Comment 10 Martin Oberhuber CLA 2009-03-11 18:54:59 EDT
One problem I've seen is that shell connections (e.g. when you do "ls") try contacting the sftp server a zillion times, thus performing slower than necessary. I think that we'll want to cache the fact that there won't ever be an sftp-server, in order to avoid trying again and again. That's why the fix isn't committed yet...

By sure a cleaner solution would be if the SFTP Files Subsystem just doesn't get connected. But as it stands today, this re-uses the generic FileServiceSubSystem, which only asks the ConnectorService about "connected" status. I don't see an easy way to change this such that SSH subsystems can have independent "connected / available" status even if they share the same ConnectorService. Perhaps somebody has an idea?
Comment 11 Alex Pitigoi CLA 2009-03-12 09:17:00 EDT
I am only beginning to understand the inner layers of the subsystems, and I wonder if the issues I'm currently seeing are not related to your last comment. I have at least 2 cases where FileServiceSubSystem.list(...) fails during runtime (with another cryptic exception: RSEF1002: Operation failed. File system input or output error: Message reported from file system: <empty>). This never happens when I run through debug.

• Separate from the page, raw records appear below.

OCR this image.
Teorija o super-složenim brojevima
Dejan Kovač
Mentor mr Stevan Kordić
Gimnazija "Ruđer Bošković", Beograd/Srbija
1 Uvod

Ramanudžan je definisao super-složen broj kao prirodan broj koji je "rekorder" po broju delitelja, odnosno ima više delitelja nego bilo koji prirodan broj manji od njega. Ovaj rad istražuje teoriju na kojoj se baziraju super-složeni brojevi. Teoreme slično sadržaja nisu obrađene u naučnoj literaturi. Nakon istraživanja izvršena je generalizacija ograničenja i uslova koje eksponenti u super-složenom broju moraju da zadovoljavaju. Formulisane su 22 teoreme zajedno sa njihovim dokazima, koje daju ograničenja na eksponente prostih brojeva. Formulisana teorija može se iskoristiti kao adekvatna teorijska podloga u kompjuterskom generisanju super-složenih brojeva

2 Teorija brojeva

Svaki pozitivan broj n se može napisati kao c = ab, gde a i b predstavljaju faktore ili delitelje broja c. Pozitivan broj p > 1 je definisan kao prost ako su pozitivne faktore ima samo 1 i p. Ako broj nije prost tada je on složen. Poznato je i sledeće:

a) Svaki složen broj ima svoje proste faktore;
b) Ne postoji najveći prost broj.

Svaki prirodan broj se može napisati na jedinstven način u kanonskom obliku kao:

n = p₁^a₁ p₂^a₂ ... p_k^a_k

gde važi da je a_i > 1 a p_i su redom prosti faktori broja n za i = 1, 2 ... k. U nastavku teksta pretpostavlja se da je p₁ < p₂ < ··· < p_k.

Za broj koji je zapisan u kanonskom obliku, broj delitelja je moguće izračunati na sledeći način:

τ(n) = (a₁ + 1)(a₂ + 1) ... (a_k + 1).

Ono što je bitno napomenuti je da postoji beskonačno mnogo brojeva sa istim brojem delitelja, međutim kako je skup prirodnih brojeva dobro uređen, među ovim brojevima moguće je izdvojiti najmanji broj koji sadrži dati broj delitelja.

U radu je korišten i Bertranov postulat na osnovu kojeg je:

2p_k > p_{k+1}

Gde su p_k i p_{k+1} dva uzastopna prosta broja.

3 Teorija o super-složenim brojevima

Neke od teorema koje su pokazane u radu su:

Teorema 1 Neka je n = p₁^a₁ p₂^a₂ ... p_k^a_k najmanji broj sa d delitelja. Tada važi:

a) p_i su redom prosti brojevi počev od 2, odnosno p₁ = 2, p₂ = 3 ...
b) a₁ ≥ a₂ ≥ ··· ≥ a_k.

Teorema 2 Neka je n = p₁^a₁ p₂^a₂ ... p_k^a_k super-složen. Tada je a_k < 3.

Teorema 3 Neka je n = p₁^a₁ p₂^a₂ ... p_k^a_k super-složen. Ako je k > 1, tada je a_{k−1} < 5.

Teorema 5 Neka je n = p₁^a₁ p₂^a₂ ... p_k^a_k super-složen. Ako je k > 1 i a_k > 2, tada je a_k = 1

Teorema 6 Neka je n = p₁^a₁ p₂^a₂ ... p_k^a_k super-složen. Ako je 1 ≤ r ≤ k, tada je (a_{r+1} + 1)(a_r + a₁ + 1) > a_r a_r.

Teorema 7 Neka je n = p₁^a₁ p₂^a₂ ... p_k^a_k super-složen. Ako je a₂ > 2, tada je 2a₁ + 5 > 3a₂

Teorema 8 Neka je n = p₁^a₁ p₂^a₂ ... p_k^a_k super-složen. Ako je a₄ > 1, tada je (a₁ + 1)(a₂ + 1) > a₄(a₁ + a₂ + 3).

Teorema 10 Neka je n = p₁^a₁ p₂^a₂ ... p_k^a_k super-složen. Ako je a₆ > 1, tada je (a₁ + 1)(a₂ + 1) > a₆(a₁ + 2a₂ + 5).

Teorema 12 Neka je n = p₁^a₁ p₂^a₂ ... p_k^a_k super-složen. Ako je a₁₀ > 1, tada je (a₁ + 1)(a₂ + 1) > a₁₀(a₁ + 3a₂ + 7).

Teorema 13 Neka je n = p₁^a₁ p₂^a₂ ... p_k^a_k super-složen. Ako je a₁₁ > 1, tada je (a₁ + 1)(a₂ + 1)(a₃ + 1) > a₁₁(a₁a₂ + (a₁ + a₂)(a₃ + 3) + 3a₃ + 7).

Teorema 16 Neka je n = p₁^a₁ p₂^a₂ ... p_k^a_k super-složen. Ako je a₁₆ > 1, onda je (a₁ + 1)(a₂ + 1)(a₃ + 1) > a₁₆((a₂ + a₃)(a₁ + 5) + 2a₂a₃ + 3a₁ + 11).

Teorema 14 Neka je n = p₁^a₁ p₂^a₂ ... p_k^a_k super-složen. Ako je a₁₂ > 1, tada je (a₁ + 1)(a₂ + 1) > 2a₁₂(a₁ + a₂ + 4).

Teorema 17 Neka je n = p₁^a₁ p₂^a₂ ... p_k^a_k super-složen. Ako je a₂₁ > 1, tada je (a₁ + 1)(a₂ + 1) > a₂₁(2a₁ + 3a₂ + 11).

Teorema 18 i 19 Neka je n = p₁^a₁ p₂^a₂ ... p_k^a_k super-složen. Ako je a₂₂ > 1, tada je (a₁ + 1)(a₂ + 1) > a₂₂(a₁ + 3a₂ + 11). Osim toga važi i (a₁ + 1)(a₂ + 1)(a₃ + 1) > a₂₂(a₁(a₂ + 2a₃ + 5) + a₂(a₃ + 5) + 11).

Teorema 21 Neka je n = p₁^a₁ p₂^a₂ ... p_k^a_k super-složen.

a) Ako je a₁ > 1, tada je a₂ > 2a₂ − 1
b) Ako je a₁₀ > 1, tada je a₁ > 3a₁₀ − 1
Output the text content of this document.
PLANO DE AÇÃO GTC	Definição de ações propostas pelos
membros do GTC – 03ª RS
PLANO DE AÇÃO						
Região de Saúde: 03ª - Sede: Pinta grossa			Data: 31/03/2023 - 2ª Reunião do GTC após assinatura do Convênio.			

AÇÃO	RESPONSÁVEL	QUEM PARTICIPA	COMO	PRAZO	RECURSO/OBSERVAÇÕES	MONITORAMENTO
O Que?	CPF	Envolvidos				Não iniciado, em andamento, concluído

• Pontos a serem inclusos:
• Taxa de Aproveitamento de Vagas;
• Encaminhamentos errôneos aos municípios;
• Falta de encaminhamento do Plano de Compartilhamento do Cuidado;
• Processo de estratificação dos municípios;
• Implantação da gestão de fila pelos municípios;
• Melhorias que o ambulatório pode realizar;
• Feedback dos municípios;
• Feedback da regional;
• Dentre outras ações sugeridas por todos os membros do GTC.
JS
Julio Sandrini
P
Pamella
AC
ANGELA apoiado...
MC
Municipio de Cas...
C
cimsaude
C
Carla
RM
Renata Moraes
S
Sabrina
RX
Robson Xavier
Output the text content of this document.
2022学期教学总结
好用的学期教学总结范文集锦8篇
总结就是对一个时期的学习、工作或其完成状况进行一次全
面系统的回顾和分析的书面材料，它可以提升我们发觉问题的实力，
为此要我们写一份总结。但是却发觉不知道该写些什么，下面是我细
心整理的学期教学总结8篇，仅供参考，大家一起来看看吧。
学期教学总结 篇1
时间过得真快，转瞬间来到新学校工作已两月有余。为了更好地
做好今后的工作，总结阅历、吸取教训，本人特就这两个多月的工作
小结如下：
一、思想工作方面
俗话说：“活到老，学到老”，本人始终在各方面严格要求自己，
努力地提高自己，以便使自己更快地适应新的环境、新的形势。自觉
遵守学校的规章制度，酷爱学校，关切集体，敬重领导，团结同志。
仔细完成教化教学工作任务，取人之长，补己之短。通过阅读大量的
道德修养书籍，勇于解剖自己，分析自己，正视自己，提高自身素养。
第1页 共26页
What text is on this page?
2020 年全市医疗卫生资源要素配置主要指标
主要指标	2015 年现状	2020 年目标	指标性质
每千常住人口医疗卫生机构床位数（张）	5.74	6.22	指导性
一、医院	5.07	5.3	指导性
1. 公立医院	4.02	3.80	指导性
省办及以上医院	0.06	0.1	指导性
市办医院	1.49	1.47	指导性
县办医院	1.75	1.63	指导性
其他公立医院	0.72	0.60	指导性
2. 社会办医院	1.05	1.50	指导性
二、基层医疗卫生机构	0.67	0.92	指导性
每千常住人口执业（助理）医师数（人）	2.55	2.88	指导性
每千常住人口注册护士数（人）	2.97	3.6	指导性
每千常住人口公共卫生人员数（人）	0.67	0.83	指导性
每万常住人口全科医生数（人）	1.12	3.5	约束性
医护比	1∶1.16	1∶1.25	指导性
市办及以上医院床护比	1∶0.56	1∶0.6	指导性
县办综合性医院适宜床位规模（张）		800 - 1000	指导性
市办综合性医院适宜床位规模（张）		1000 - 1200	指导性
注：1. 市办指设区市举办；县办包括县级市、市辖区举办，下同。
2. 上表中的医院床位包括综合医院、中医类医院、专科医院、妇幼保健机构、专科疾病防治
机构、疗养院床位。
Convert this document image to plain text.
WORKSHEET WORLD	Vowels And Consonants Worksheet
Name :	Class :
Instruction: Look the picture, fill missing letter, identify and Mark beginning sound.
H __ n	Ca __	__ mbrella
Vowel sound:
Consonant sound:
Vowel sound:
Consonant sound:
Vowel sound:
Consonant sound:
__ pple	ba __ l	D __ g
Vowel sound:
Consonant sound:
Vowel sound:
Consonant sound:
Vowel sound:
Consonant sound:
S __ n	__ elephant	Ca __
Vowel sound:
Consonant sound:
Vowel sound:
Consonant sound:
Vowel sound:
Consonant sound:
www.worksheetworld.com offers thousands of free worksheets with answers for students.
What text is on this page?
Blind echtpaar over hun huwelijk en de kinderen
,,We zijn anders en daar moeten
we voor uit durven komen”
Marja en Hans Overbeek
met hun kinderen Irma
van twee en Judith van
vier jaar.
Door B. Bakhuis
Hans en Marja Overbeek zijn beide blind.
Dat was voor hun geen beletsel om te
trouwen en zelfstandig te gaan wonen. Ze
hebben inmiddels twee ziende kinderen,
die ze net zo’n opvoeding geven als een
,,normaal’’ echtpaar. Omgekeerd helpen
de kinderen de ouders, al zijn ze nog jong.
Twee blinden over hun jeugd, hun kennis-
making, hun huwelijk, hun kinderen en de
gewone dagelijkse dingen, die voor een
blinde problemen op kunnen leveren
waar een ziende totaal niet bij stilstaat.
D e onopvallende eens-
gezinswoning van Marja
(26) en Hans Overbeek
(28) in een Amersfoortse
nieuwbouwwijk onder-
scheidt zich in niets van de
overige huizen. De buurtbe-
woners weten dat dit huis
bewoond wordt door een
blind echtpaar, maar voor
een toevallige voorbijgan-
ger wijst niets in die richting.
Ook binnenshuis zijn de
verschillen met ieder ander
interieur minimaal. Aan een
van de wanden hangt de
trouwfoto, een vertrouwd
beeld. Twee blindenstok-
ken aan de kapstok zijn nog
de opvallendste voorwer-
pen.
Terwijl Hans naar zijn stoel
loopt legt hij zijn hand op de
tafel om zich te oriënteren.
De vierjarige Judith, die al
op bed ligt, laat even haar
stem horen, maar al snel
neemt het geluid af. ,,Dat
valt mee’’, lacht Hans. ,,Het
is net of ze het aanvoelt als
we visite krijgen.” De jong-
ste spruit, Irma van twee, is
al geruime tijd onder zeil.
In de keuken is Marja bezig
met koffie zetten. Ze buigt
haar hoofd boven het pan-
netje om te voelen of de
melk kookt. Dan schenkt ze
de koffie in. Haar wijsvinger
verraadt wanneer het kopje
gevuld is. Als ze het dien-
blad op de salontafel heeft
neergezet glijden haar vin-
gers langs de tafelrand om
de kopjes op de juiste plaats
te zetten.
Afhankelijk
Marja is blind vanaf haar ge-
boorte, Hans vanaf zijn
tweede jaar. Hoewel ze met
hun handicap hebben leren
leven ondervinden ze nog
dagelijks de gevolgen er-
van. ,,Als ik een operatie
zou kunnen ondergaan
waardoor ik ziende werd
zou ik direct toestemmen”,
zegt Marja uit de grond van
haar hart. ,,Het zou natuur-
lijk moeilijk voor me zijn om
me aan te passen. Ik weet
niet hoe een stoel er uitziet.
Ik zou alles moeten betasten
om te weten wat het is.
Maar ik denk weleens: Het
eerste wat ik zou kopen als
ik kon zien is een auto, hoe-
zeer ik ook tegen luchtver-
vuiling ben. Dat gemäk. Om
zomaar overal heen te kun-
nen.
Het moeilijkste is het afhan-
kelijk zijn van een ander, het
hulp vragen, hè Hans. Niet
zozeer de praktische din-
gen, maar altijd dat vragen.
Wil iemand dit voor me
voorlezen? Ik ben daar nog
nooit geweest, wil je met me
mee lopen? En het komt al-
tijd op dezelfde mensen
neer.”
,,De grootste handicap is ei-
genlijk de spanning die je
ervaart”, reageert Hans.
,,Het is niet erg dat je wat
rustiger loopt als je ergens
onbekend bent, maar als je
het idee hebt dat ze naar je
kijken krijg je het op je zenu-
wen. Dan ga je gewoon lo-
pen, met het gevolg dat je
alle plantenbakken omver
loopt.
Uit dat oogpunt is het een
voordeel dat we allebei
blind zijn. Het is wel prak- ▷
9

I noticed a similar debug vs. runtime behavior divergence with RemoteFileUtility.getFileSubSystem(), but I found a work-around through using RSECorePlugin.waitForInitCompletion(). This again seemed to be a timing issue that makes me believe there are a few asynchronous aspects that are not well behaving or documented, and the exception handling gaps make it a rough experience.

Should I open a different defect, or is there something obvious I'm missing ?
Comment 12 Martin Oberhuber CLA 2009-03-19 19:19:29 EDT
Ok, I think I've committed something that's good enough:

  [227135] Cryptic exception when sftp-server is missing

Along the way, I cleaned up SystemOperationFailedException to provide better and more consistent reporting, and added Javadocs. The most important part of the fix is in

  SftpFileService.connect()

where the error is now properly reported. One problem with the current behavior is that "My Home" behaves differently than any other path: when the user simply expands the "My Home" folder, an empty list is returned instead of the expected exception. 

That's partially an API problem (because getUserHome() doesn't throw any exceptions), and partially a problem in the FileServiceSubSystem sine an exception on connect() is not properly reported but silently swallowed. I'll leave it to Alex whether he wants to follow up on this or not with a separate bug -- some background information about the odd and IMO unsatisfying behavior of IFileService#getUserHome() is in bug 203490 and bug 204710.